Jesienny wianek  dla moich blogowych gości:

16 komentarzy:

  1. Kochana, na takie zderzenia babcie miały świetną metodę. Potrzebne jest surowe jajo, lusterko i miseczka. Jajo rozbijamy i wlewamy do miseczki (schodzą ze sceny). Ze skorupki ściągamy błonkę i przed lusterkiem starannie przyklejamy do czoła. (Skorupka oddala się) Czekamy aż zaschnie. Koniec przedstawienia. Postronni mają uciechę, my nie mamy guza. Buziaki, Ewa

    OdpowiedzUsuń
  2. Chusta śliczna ,ja osobiście wolę chusty z grubszej włóczki ale robię przeważnie z cienizny.
    Pozdrawiam Mila

    OdpowiedzUsuń
  3. Bardzo ładna te chusta. Podziwiam szczerze Twoje robótki i ciut zazdroszczę.
    Miłego, ;)

    OdpowiedzUsuń
  4. Ja też zaczęłam robić GAIL - na razie udało mi się przerobić pierwsze 15 rzędów... Twoje chusty bardzo mi się podobają.

    Zawsze jest nadzieja, że w święta będzie zimno i założysz czapkę, chowając pod nią śliwę... Lata temu psina mojej koleżanki w podobny sposób przywaliła swojej właścicielce, tylko trafiła w inną część twarzy co skończyło się jednym wybitym zębem i dwoma ułamanymi - w sumie 3 koronki... Można więc rzec, że miałaś szczęście!

    OdpowiedzUsuń
  5. Prezentuje sie nie tak jak TY napisalas ,,prezentuje się całkiem nieźle" lecz wspaniale, jest poprostu śliczna, ale zapewne dowiesz sie o tym jak ją załozysz i gdzies wyjdziesz .Pochwałom niebedzie końca. TUE_

    OdpowiedzUsuń
  6. To dopiero piękna chusta. Masz rację robienie chust wciąga. Robię chustę z maknetą( o czym wiesz). Już to, co do tej pory Magda pokazała mam gotowe. Jednocześnie robię drugą, tej już mam dużo więcej. I myślę, jak zakończyć. Tylko, że ja jeszcze chust nie dziergałam, no i mam problem jakim wzorem zakończyć, żeby było ładnie i nie zbyt trudno. Myślę, że coś znajdę odpowiedniego. A cały czas zastanawiam się jaką następną chustę zrobić.
    Pozdrawiam serdecznie.

    OdpowiedzUsuń
  7. Antonino, cudna chusta. Obdarowana bedzie w tzw. siodmym niebie. I masz racje, szybciej idzie robota, jak nie trzeba od nowa przypominac sobie schematu.
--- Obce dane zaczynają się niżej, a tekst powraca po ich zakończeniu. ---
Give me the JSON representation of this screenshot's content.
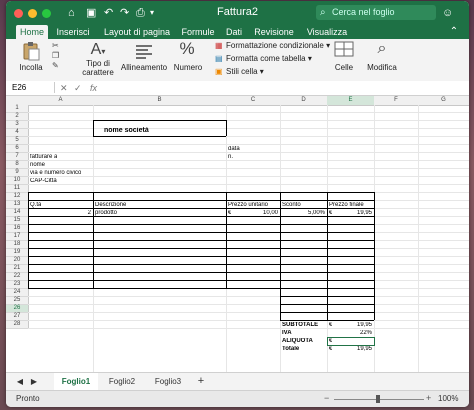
{
  "window": {
    "title": "Fattura2"
  },
  "search": {
    "placeholder": "Cerca nel foglio"
  },
  "tabs": [
    "Home",
    "Inserisci",
    "Layout di pagina",
    "Formule",
    "Dati",
    "Revisione",
    "Visualizza"
  ],
  "ribbon": {
    "paste": "Incolla",
    "font_type": "Tipo di carattere",
    "font_type_l1": "Tipo di",
    "font_type_l2": "carattere",
    "alignment": "Allineamento",
    "number": "Numero",
    "cond_format": "Formattazione condizionale",
    "format_table": "Formatta come tabella",
    "cell_styles": "Stili cella",
    "cells": "Celle",
    "edit": "Modifica"
  },
  "formula_bar": {
    "name_box": "E26",
    "fx": "fx"
  },
  "columns": [
    "A",
    "B",
    "C",
    "D",
    "E",
    "F",
    "G"
  ],
  "rows": [
    "1",
    "2",
    "3",
    "4",
    "5",
    "6",
    "7",
    "8",
    "9",
    "10",
    "11",
    "12",
    "13",
    "14",
    "15",
    "16",
    "17",
    "18",
    "19",
    "20",
    "21",
    "22",
    "23",
    "24",
    "25",
    "26",
    "27",
    "28"
  ],
  "sheet": {
    "company": "nome società",
    "data_label": "data",
    "n_label": "n.",
    "bill_to": "fatturare a",
    "name": "nome",
    "street": "via e numero civico",
    "cap": "CAP-Città",
    "hdr_qta": "Q.tà",
    "hdr_desc": "Descrizione",
    "hdr_price": "Prezzo unitario",
    "hdr_disc": "Sconto",
    "hdr_final": "Prezzo finale",
    "qty": "2",
    "product": "prodotto",
    "euro": "€",
    "unit_price": "10,00",
    "discount": "5,00%",
    "final_price": "19,95",
    "subtotal_label": "SUBTOTALE",
    "subtotal": "19,95",
    "iva_label": "IVA",
    "iva": "22%",
    "aliquota_label": "ALIQUOTA",
    "totale_label": "Totale",
    "totale": "19,95"
  },
  "sheet_tabs": [
    "Foglio1",
    "Foglio2",
    "Foglio3"
  ],
  "status": {
    "text": "Pronto",
    "zoom": "100%"
  },
  "colors": {
    "accent": "#1e7145",
    "selection": "#217346"
  }
}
Czyli nastepne niebawem zobaczymy.
    "sliwke" moze jakims berecikiem okryjesz.
    A jesienny wianek jest wyjatkowy.

    OdpowiedzUsuń
  8. Piękna Gail...:-)Też planuję ją zrobić ale kolejka robótek ciągnie się tak, że nie wiem czy się z nią do przyszłego roku wyrobię...:-)

    OdpowiedzUsuń
  9. Też zaczynałam od kiri a kolejne już jest łatwiej,w gailu najbardziej podobają mi się te duże dziurki zrobione z dwóch narzutów obok siebie i wyznaczających środek.Naprawdę świetna Ci wyszła,i pewnie będą kolejne.

    OdpowiedzUsuń
  10. Jak zwykle zachwycasz!...Wzór - marzenie!
    Wianuszek śliczny.
    Zainspirowałaś mnie jednym ze swoich postów,ale o komputer mi chodzi.Zatem znów się uczę...

    OdpowiedzUsuń
  11. Piękna:) I już nie mogę doczekać się żeby zobaczyć pozostałe:)

    OdpowiedzUsuń
  12. Polecam Haruni równie łatwa a zawsze cos innego.